Several petitions have been filed by students to the High Court, to challenge rules which ban the Muslim headscarf, arguing that India’s constitution guaranteed them their right to wear headscarves. While the case was being heard, the court passed an interim order to remove all religious symbols from classrooms, which led several Muslim women to skip their classes and exams while the case was being heard. However, the High Court has ruled that the hijab is not essential to Islam, and has also upheld the state government order that had banned headscarves in classrooms.

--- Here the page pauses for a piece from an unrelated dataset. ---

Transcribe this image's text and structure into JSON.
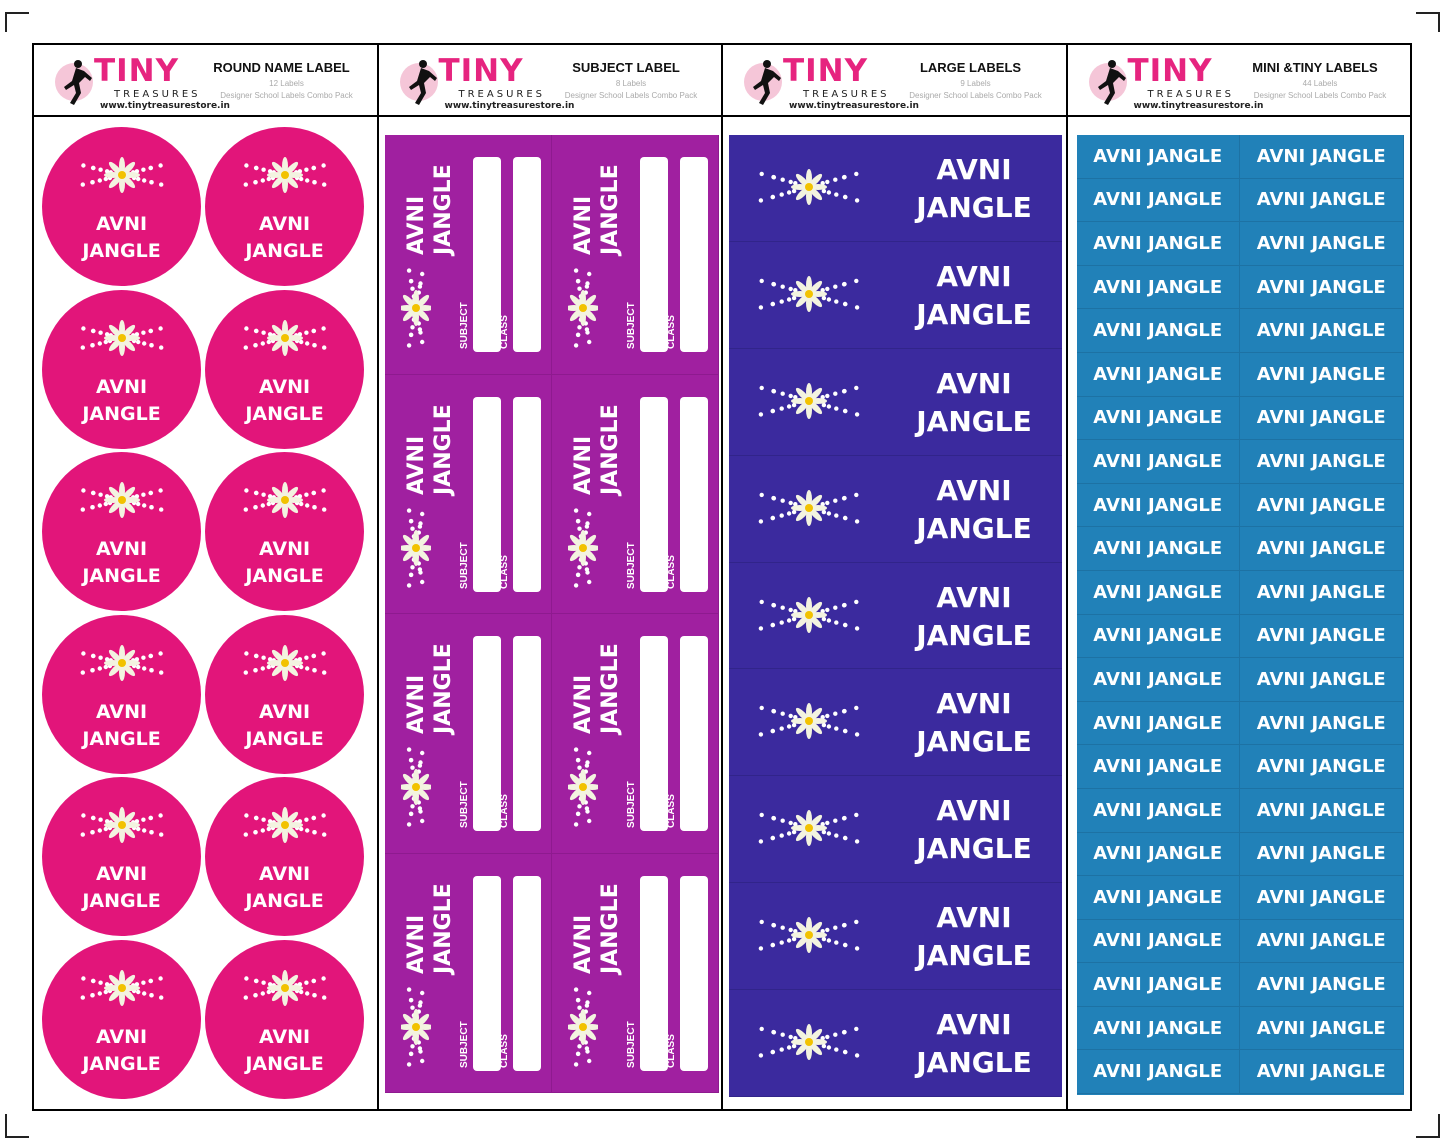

The three-judge bench argued that allowing Muslim women to wear the hijab would hinder their “emancipation” and go against the Indian constitution’s spirit of “positive secularism.” There are many reasons why this verdict is problematic. For one, the courts are applying their own, wrongful interpretations of Islam to oppress Muslim women and to control what they wear, under the guise of “emancipating” them, a common argument used by countries evoking hijab bans globally. What’s also notable here, is that the state of Karnataka plans to introduce the Gita, a Hindu scripture, into school curriculums, something that opposition parties have noted is unnecessary because people should have a right to know about all religions. Both of these policies seem contradictory - with one aiming to uphold positive secularism while another seems to invoke Hindu religious supremacy. This demonstrates, as many protestors and critics have argued, another case whereby Prime Minister Narendra Modi’s Hindu nationalist government is attempting to marginalize Muslims, and not about emancipating Muslim women or upholding secularism at all.
India must do better to protect all minorities, and stop oppressive policies that police what women wear. Women have the right to wear the hijab, and no one should be able to take that away from them through unjust laws and discriminatory policies.